MICROGREEN BUSINESS GUIDE · BELLEROSE, NY
Start a microgreen business in Bellerose, NY.
Most Bellerose residents do not realize how much of the microgreens served on Jericho Turnpike, Hillside Avenue, and across the Floral Park line travel down from upstate distributors or in from out of state. By the time they reach the plate, the harvest is a week behind. The Bellerose grower who shortens that chain pays themselves first.
Quick Answer
You can start a microgreen business in Bellerose with under $400 in initial equipment and grow it into a $2,500 to $6,500 per month side income within 90 days. Here is the local demand picture, the unit economics at Nassau wholesale prices, and the operating system used by the working microgreen farms.

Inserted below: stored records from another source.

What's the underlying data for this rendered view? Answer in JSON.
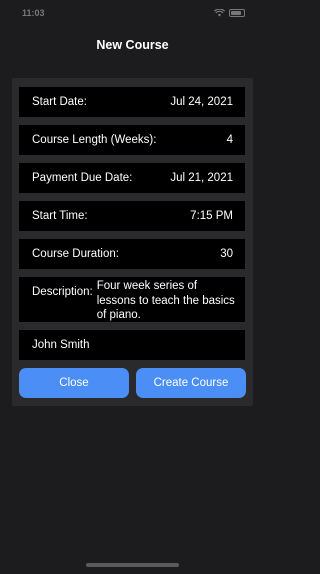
{
  "status_bar": {
    "time": "11:03"
  },
  "nav": {
    "title": "New Course"
  },
  "form": {
    "start_date": {
      "label": "Start Date:",
      "value": "Jul 24, 2021"
    },
    "course_length": {
      "label": "Course Length (Weeks):",
      "value": "4"
    },
    "payment_due": {
      "label": "Payment Due Date:",
      "value": "Jul 21, 2021"
    },
    "start_time": {
      "label": "Start Time:",
      "value": "7:15 PM"
    },
    "course_duration": {
      "label": "Course Duration:",
      "value": "30"
    },
    "description": {
      "label": "Description:",
      "value": "Four week series of lessons to teach the basics of piano."
    },
    "instructor": {
      "value": "John Smith"
    }
  },
  "buttons": {
    "close": "Close",
    "create": "Create Course"
  },
  "colors": {
    "accent": "#4a8ef6",
    "background": "#1c1c1e",
    "card": "#2a2a2c",
    "row": "#000000"
  },
  "icons": {
    "wifi": "wifi-icon",
    "battery": "battery-icon"
  }
}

Walk into five sit-down restaurants in the Bellerose and Floral Park strip on a Tuesday and ask where their microgreens come from. How often does the answer name a Long Island grower instead of a distributor truck?
What Bellerose buys today
Bellerose is one of Nassau County's smallest incorporated villages, a quiet residential pocket on the Queens line just east of Belmont Park. Its restaurant demand pulls from a thick ring of dining strips just outside the village: the Hillside Avenue South Asian corridor in Floral Park and Queens Village, the Jericho Turnpike pub and Italian belt, and the catering kitchens that serve Belmont Park races and events.

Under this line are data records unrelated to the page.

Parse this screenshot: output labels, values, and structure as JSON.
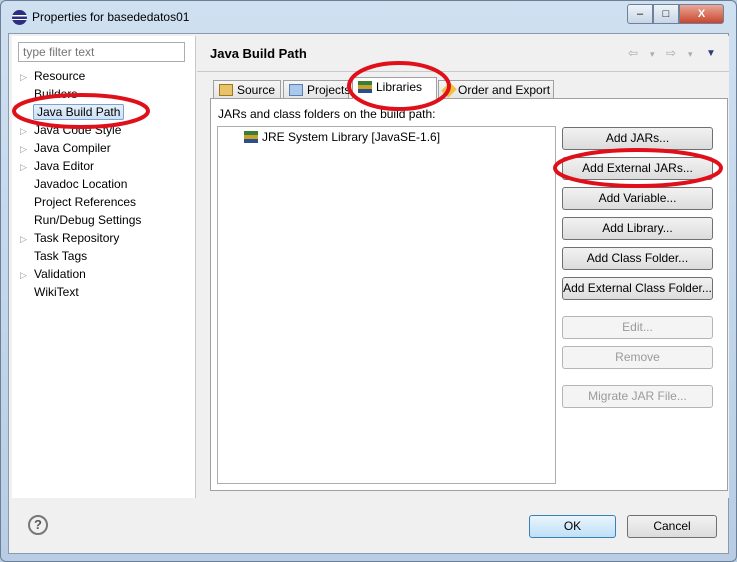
{
  "window": {
    "title": "Properties for basededatos01",
    "minimize": "–",
    "maximize": "□",
    "close": "X"
  },
  "filter": {
    "placeholder": "type filter text"
  },
  "tree": [
    {
      "label": "Resource",
      "expandable": true
    },
    {
      "label": "Builders",
      "expandable": false
    },
    {
      "label": "Java Build Path",
      "expandable": false,
      "selected": true
    },
    {
      "label": "Java Code Style",
      "expandable": true
    },
    {
      "label": "Java Compiler",
      "expandable": true
    },
    {
      "label": "Java Editor",
      "expandable": true
    },
    {
      "label": "Javadoc Location",
      "expandable": false
    },
    {
      "label": "Project References",
      "expandable": false
    },
    {
      "label": "Run/Debug Settings",
      "expandable": false
    },
    {
      "label": "Task Repository",
      "expandable": true
    },
    {
      "label": "Task Tags",
      "expandable": false
    },
    {
      "label": "Validation",
      "expandable": true
    },
    {
      "label": "WikiText",
      "expandable": false
    }
  ],
  "page": {
    "title": "Java Build Path",
    "nav": {
      "back": "⇦",
      "fwd": "⇨",
      "menu": "▼",
      "drop": "▾"
    }
  },
  "tabs": [
    {
      "label": "Source"
    },
    {
      "label": "Projects"
    },
    {
      "label": "Libraries",
      "active": true
    },
    {
      "label": "Order and Export"
    }
  ],
  "libraries": {
    "label": "JARs and class folders on the build path:",
    "items": [
      "JRE System Library [JavaSE-1.6]"
    ]
  },
  "buttons": [
    {
      "label": "Add JARs...",
      "enabled": true
    },
    {
      "label": "Add External JARs...",
      "enabled": true
    },
    {
      "label": "Add Variable...",
      "enabled": true
    },
    {
      "label": "Add Library...",
      "enabled": true
    },
    {
      "label": "Add Class Folder...",
      "enabled": true
    },
    {
      "label": "Add External Class Folder...",
      "enabled": true
    },
    {
      "label": "Edit...",
      "enabled": false
    },
    {
      "label": "Remove",
      "enabled": false
    },
    {
      "label": "Migrate JAR File...",
      "enabled": false
    }
  ],
  "footer": {
    "help": "?",
    "ok": "OK",
    "cancel": "Cancel"
  },
  "colors": {
    "annotation": "#e0101a",
    "selection": "#cde0f5"
  }
}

The Bellerose LIRR stop sits in the middle of a dense commuter pattern, and weekend farmers markets in surrounding villages pull a willing-to-pay direct-to-consumer crowd. A Bellerose grower has dozens of qualified chef accounts within a ten minute drive and a built-in demographic that pays for quality.

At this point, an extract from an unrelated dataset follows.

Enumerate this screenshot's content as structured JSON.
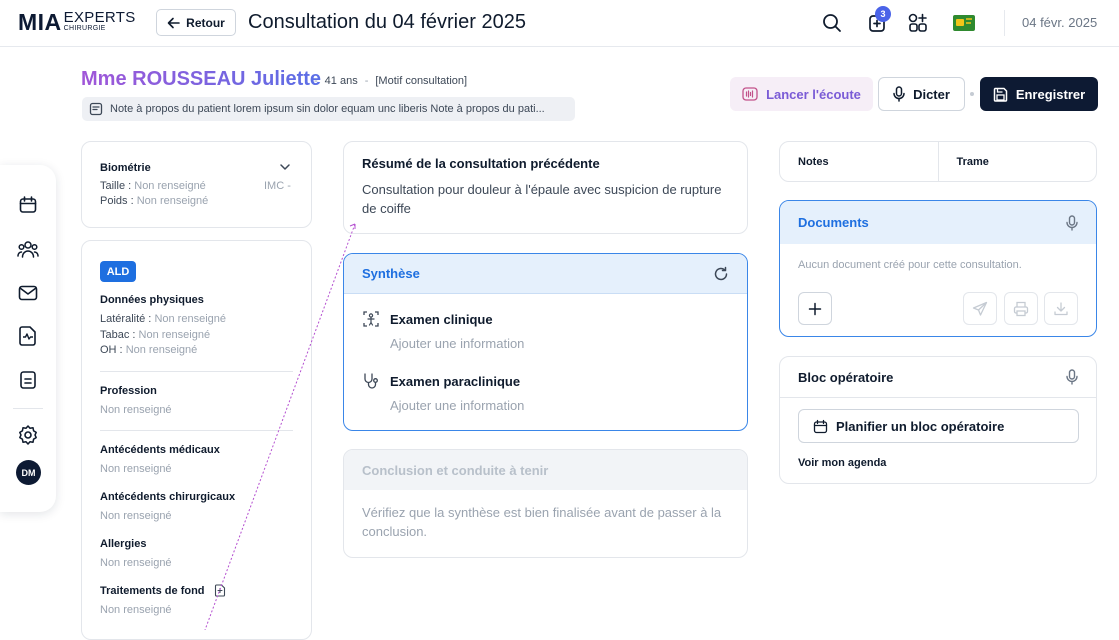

For indoor growing, Bellerose's main consideration is humid coastal summers and cold winters. A spare room, basement, or insulated garage with a small dehumidifier and a window AC holds the 65 to 75 degree microgreen window year round, and once that is dialed in the climate stops mattering.
Every week you wait, another thirty trays of revenue walks past your door on a refrigerated truck from somewhere else. What happens to your shot at the Hillside Avenue accounts when next year's growers already have them signed?
The math, in Bellerose prices
Nassau County restaurant wholesale prices for microgreens run at the mid metro tier, with chef-owned spots paying premium for cut-to-order local product. Here is what the unit economics look like at conservative Bellerose numbers.
Startup cost
$400
Trays, soil, seed, lights. Used gear cuts this in half.
Per-tray net
$20-$30
After seed, soil, packaging, delivery.
Trays per week
100
Target for $3K-$5K/mo at Bellerose pricing.
Break-even week
Week 4
First positive cash week. Most growers hit it.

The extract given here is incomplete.